La guerra alle mafie non è qualcosa che si può lasciar combattere solo alle forze dell’ordine e alla magistratura. Secondo Giuseppe Ayala, ospitato lunedì sera nella Sala Civica Rosina Mazzieri a Poviglio, la lotta alle mafie parte da ognuno di noi, dai cittadini che sono i veri controllori del potere.

Giuseppe Ayala, giudice della Corte di Appello dell’Aquila ha presentato nella gremita sala civica R.Mazzieri il suo ultimo libro “Chi ha paura muore ogni giorno” dove racconta gli anni vissuti con i giudici Falcone e Borsellino, uccisi proprio in virtù del loro impegno nel contrastare il potere mafioso.
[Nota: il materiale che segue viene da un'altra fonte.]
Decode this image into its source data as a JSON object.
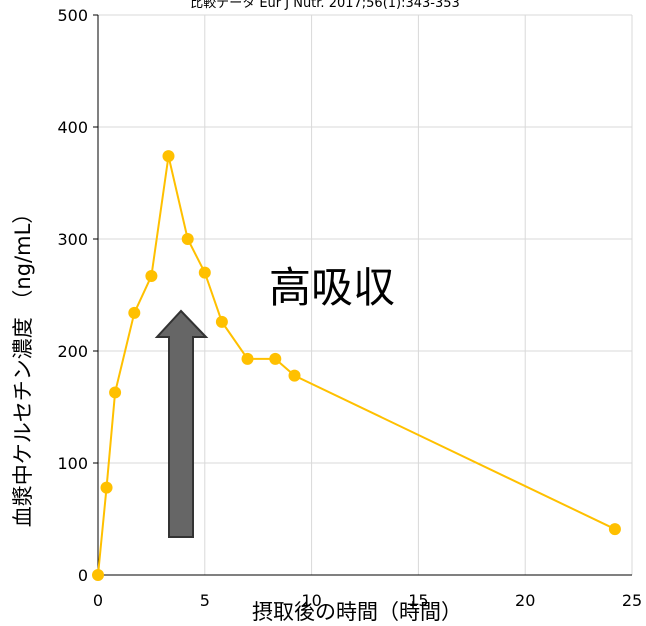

Sollecitato dalla giornalista Sara Di Antonio, il giudice Ayala ha spiegato l’intento di un libro dedicato a due uomini che la storia ha dipinto come due eroi, e che l’autore dice di aver scritto proprio con lo scopo di restituire loro un volto umano.

Nelle parole di Ayala vicende personali, aneddoti e pezzi di storia del nostro Paesi si fondono e catturano l’attenzione del pubblico presente in sala, raccolto anche nel corridoio pur di ascoltare le parole di uno dei protagonisti del maxiprocesso.

Il discorso corre sul filo della storia, che Ayala chiama in causa quando propone una digressione sull’origine della mafia, fenomeno sociale profondamente radicato di cui si ha testimonianza – racconta Ayala – fin dalla fondazione dello stato italiano. “La longevità della mafia nel nostro Paese non trova eguali in nessun altro luogo del mondo” – ha riferito il giudice Ayala.

Le radici di questo fenomeno sono così profonde e radicate che anche gli Americani, in occasione dello sbarco in Sicilia, hanno fatto riferimento ad esso per la gestione logistica dell’operazione, riconoscendole il controllo effettivo del territorio.

Un territorio dove non si è mai sentito pronunciato la parola “mafia” fino agli anni delle prime inchieste che condussero al maxiprocesso del 1986, nel quale Giuseppe Ayala vestiva i panni del Pubblico Ministero.

Il livello del dibattito è stato alto e ha toccato anche l’attualità più vicina a noi quando la giornalista Sara Di Antonio, autrice di “Mafia. Le mani sul Nord” ha chiesto: “cosa intende per meridionalizzazione del nord?”.

Da qui la riflessione sulla “colonizzazione” del nord da parte della mafia, il cui operato è indissolubilmente legato al binomio denaro-potere, di cui non si è preso subito coscienza e che solo ora diverse inchieste stanno portando alla luce.

“Ma sono i cittadini – lo ripete ancora Giuseppe Ayala, come un monito, instancabile, citando una frase di Joseph Pulitzer – la più potente arma contro di controllo su chi esercita il potere. Il cittadino può quindi esercitare un’importantissima funzione preventiva anche verso la diffusione di pratiche mafiose; la pur fondamentale funzione repressiva di istituzioni e forze dell’ordine da sola non è sufficiente”.

“Facciamo tesoro delle parole di Giuseppe Ayala” – ha affermato il Sindaco Manghi, che ha ricordato come il nostro Paese ha già combattuto e vinto una guerra molto importante, quella che ci ha liberato dall’occupazione nazifascista riconsegnandoci un Paese libero fondato sui diritti, che uomini e donne come Rosina Mazzieri – a cui è significativamente dedicata la sala luogo dell’incontro con Ayala – hanno consentito di far giungere intatti sino a noi”.

L’iniziativa è stata organizzata dall’Unione dei Comuni della Bassa reggiana, dall’associazione Prodigio nell’ambito del progetto «La legalità e il rispetto delle regole – diritti e doveri», in collaborazione con «Percorsi di cittadinanza e legalità» (progetto didattico promosso dal Consorzio cooperativo Oscar Romero di Reggio) e patrocinata dalla Provincia di Reggio e dalla Regione Emilia Romagna.